On revient en France, parce que pendant les événements se déroulent à l'étranger, la campagne électorale et l'actualité continuent. Les gendarmes ont manifesté hier. Faut-il mettre fin à leur statut militaire ?
- "Je ne crois pas, parce que c'est un grand avantage dans l'organisation de la sécurité que d'avoir la discipline militaire des gendarmes, mais on peut peut-être les rapprocher quand même de la parité de traitement des services de police judiciaire. J'entendais sur votre antenne, tout à l'heure, des gendarmes qui disaient qu'ils travaillaient 62 heures par semaine.
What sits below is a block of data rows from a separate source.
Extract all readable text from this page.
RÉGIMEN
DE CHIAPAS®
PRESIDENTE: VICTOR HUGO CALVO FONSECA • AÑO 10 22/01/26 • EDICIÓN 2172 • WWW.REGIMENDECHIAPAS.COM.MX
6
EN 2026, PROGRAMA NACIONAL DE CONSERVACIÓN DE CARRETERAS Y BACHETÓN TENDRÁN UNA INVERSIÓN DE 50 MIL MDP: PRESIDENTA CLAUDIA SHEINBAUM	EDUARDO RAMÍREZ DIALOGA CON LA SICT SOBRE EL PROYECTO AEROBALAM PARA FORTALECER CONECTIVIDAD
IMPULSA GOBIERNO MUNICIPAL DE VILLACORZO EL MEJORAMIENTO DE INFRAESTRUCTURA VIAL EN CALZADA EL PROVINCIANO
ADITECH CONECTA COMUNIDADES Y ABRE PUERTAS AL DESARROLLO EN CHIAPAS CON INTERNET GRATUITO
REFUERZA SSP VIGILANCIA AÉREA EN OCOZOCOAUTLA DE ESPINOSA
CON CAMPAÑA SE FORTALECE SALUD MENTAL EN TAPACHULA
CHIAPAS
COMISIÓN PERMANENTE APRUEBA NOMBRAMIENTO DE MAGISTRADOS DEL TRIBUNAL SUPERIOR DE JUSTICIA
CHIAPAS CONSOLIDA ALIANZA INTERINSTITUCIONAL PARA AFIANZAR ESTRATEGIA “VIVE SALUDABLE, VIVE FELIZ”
Au moment où le Gouvernement explique que toute la fonction publique doit travailler 35 heures, il y a quand même une sorte de provocation."
Sur la justice, il y a une polémique depuis quelques jours. J. Chirac s'est inquiété des "dysfonctionnements de la justice", après la libération de celui qu'on a appelé "le chinois", J.-C. Bonnal, et également la libération, par un juge de Versailles, d'un présumé trafiquant de drogue. C'est le Président Chirac ou le candidat Chirac qui s'exprime ?
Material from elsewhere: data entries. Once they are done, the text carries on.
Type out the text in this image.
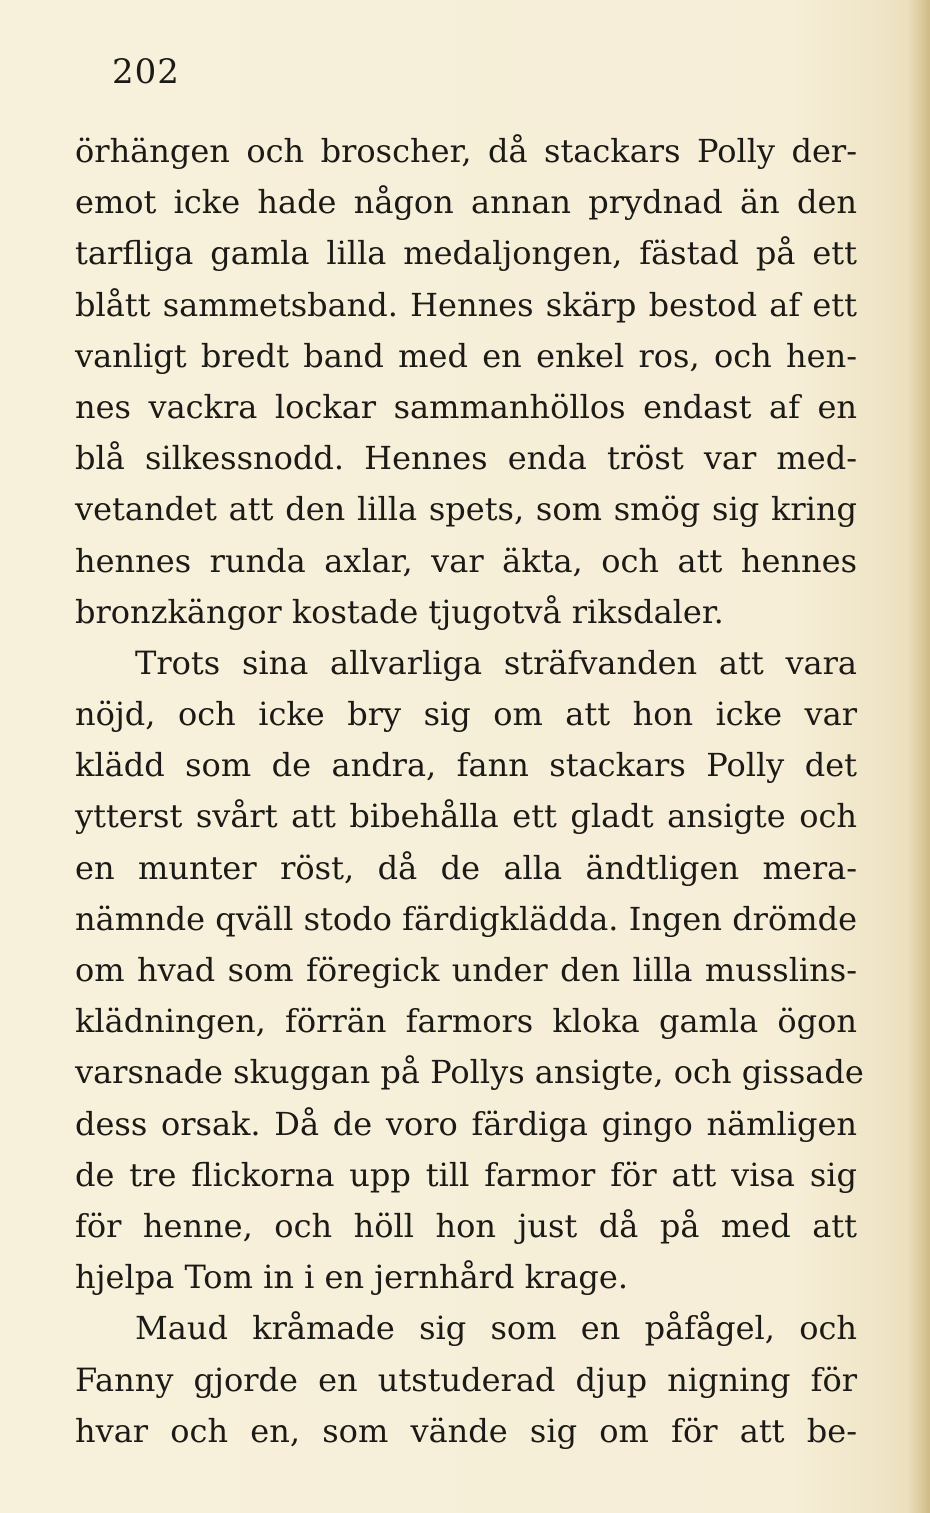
202
örhängen och broscher, då stackars Polly der-
emot icke hade någon annan prydnad än den
tarfliga gamla lilla medaljongen, fästad på ett
blått sammetsband. Hennes skärp bestod af ett
vanligt bredt band med en enkel ros, och hen-
nes vackra lockar sammanhöllos endast af en
blå silkessnodd. Hennes enda tröst var med-
vetandet att den lilla spets, som smög sig kring
hennes runda axlar, var äkta, och att hennes
bronzkängor kostade tjugotvå riksdaler.
Trots sina allvarliga sträfvanden att vara
nöjd, och icke bry sig om att hon icke var
klädd som de andra, fann stackars Polly det
ytterst svårt att bibehålla ett gladt ansigte och
en munter röst, då de alla ändtligen mera-
nämnde qväll stodo färdigklädda. Ingen drömde
om hvad som föregick under den lilla musslins-
klädningen, förrän farmors kloka gamla ögon
varsnade skuggan på Pollys ansigte, och gissade
dess orsak. Då de voro färdiga gingo nämligen
de tre flickorna upp till farmor för att visa sig
för henne, och höll hon just då på med att
hjelpa Tom in i en jernhård krage.
Maud kråmade sig som en påfågel, och
Fanny gjorde en utstuderad djup nigning för
hvar och en, som vände sig om för att be-
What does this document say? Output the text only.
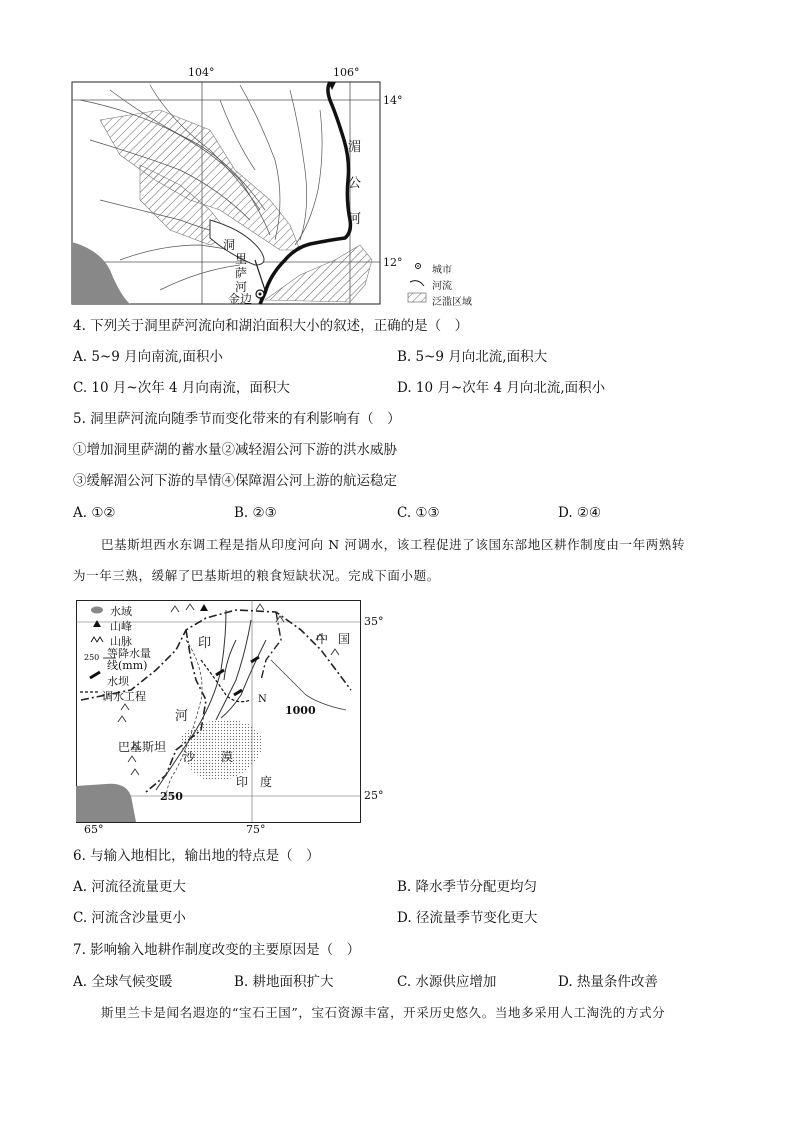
104°	106°
14°
12°
湄
公
河
洞
里
萨
河
金边
城市
河流
泛滥区域
4. 下列关于洞里萨河流向和湖泊面积大小的叙述，正确的是（　）
A. 5~9 月向南流,面积小	B. 5~9 月向北流,面积大
C. 10 月~次年 4 月向南流，面积大	D. 10 月~次年 4 月向北流,面积小
5. 洞里萨河流向随季节而变化带来的有利影响有（　）
①增加洞里萨湖的蓄水量②减轻湄公河下游的洪水威胁
③缓解湄公河下游的旱情④保障湄公河上游的航运稳定
A. ①②	B. ②③	C. ①③	D. ②④
巴基斯坦西水东调工程是指从印度河向 N 河调水，该工程促进了该国东部地区耕作制度由一年两熟转
为一年三熟，缓解了巴基斯坦的粮食短缺状况。完成下面小题。
水域
山峰
山脉
250 等降水量线(mm)
水坝
调水工程
印
河
中国
N
1000
巴基斯坦
沙 漠
印　度
250
35°
25°
65°	75°
6. 与输入地相比，输出地的特点是（　）
A. 河流径流量更大	B. 降水季节分配更均匀
C. 河流含沙量更小	D. 径流量季节变化更大
7. 影响输入地耕作制度改变的主要原因是（　）
A. 全球气候变暖	B. 耕地面积扩大	C. 水源供应增加	D. 热量条件改善
斯里兰卡是闻名遐迩的“宝石王国”，宝石资源丰富，开采历史悠久。当地多采用人工淘洗的方式分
- "C'est le Président Chirac, d'ailleurs pour deux raisons très simples : la première, c'est que, comme président de la République, il est le garant du bon fonctionnement des institutions - et là elles ne me semblent pas fonctionner très normalement. Et deuxièmement, il est également le président du Conseil supérieur de la magistrature et il est donc le chef de l'autorité judiciaire. Donc, il est tout à fait dans son rôle. D'ailleurs, M. Lebranchu a elle-même reconnu que c'était des dysfonctionnements. Ce qui est important, c'est d'en identifier la cause."
Mais M. Lebranchu, dont vous parlez, J.-M. Ayrault, le président du groupe socialiste, d'autres socialistes, ont dit, je cite : "Il a un culot monstre !". J.-M. Ayrault a dit que J. Chirac [avait] un culot monstre, puisque la loi de présomption d'innocence devait être complétée par un volet sur la responsabilité des magistrats et que cette responsabilité n'a pas pu être votée, puisque la loi sur le CSM a été bloquée, in extremis, avant de passer au Congrès. Et cela se passait en janvier 2000. Donc, en fait, J. Chirac n'est peut-être pas si cohérent que cela ?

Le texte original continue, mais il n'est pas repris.